Em laboratório, os cientistas prepararam um vírus, que é alterado para não causar infecções, e o qual leva as informações para dentro das células. Milhões de cópias do vírus são injetadas na veia do paciente. Os vírus viaja até o fígado, onde as células usam as "instruções" para construir os "dedos de zinco" e preparar o gene corretivo. Os "dedos" cortam o DNA, permitindo que o novo gene se insira no local certo. Isto faz com que a célula, depois, produza a enzima que falta ao paciente.   
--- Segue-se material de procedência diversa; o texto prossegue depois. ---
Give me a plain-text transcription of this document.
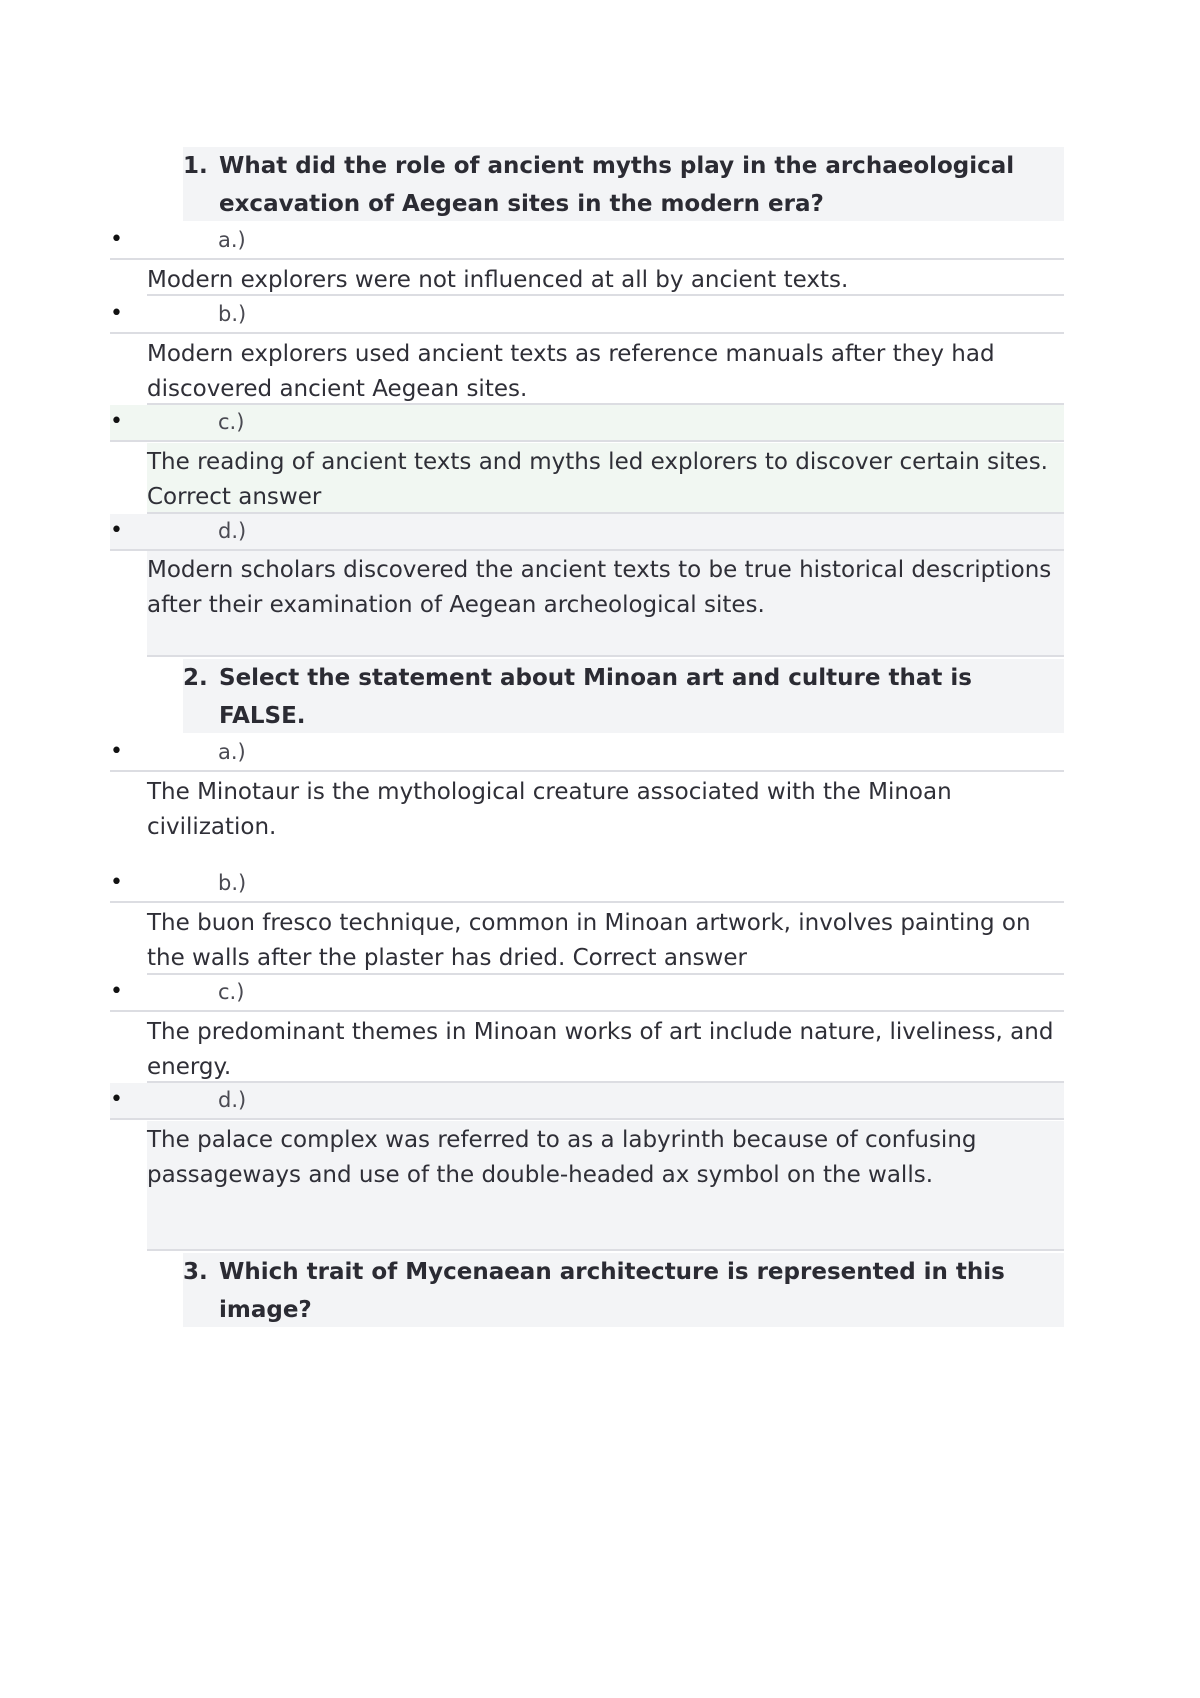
1. What did the role of ancient myths play in the archaeological excavation of Aegean sites in the modern era?
•	a.)
Modern explorers were not influenced at all by ancient texts.
•	b.)
Modern explorers used ancient texts as reference manuals after they had discovered ancient Aegean sites.
•	c.)
The reading of ancient texts and myths led explorers to discover certain sites. Correct answer
•	d.)
Modern scholars discovered the ancient texts to be true historical descriptions after their examination of Aegean archeological sites.
2. Select the statement about Minoan art and culture that is FALSE.
•	a.)
The Minotaur is the mythological creature associated with the Minoan civilization.
•	b.)
The buon fresco technique, common in Minoan artwork, involves painting on the walls after the plaster has dried. Correct answer
•	c.)
The predominant themes in Minoan works of art include nature, liveliness, and energy.
•	d.)
The palace complex was referred to as a labyrinth because of confusing passageways and use of the double-headed ax symbol on the walls.
3. Which trait of Mycenaean architecture is represented in this image?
"Eu quis assumir esse risco. Espero que possa me ajudar e outras pessoas", disse o paciente.

 

A Síndrome de Hunter afeta menos de 10 mil pessoas no mundo e a maioria dos pacientes morre jovem. A doença é causada pela falta de um gene que produz a enzima duronato-2-sulfatase (I2S), responsável por metabolizar mucopolissacarídeos específicos, também conhecidos como glicosaminoglicanos ou GAG.   

Até hoje, os cientistas tinham conseguido desenvolver técnicas de alteração de DNA em laboratório, mas era possível usá-las apenas no tratamento de poucas doenças, além de serem medidas temporárias.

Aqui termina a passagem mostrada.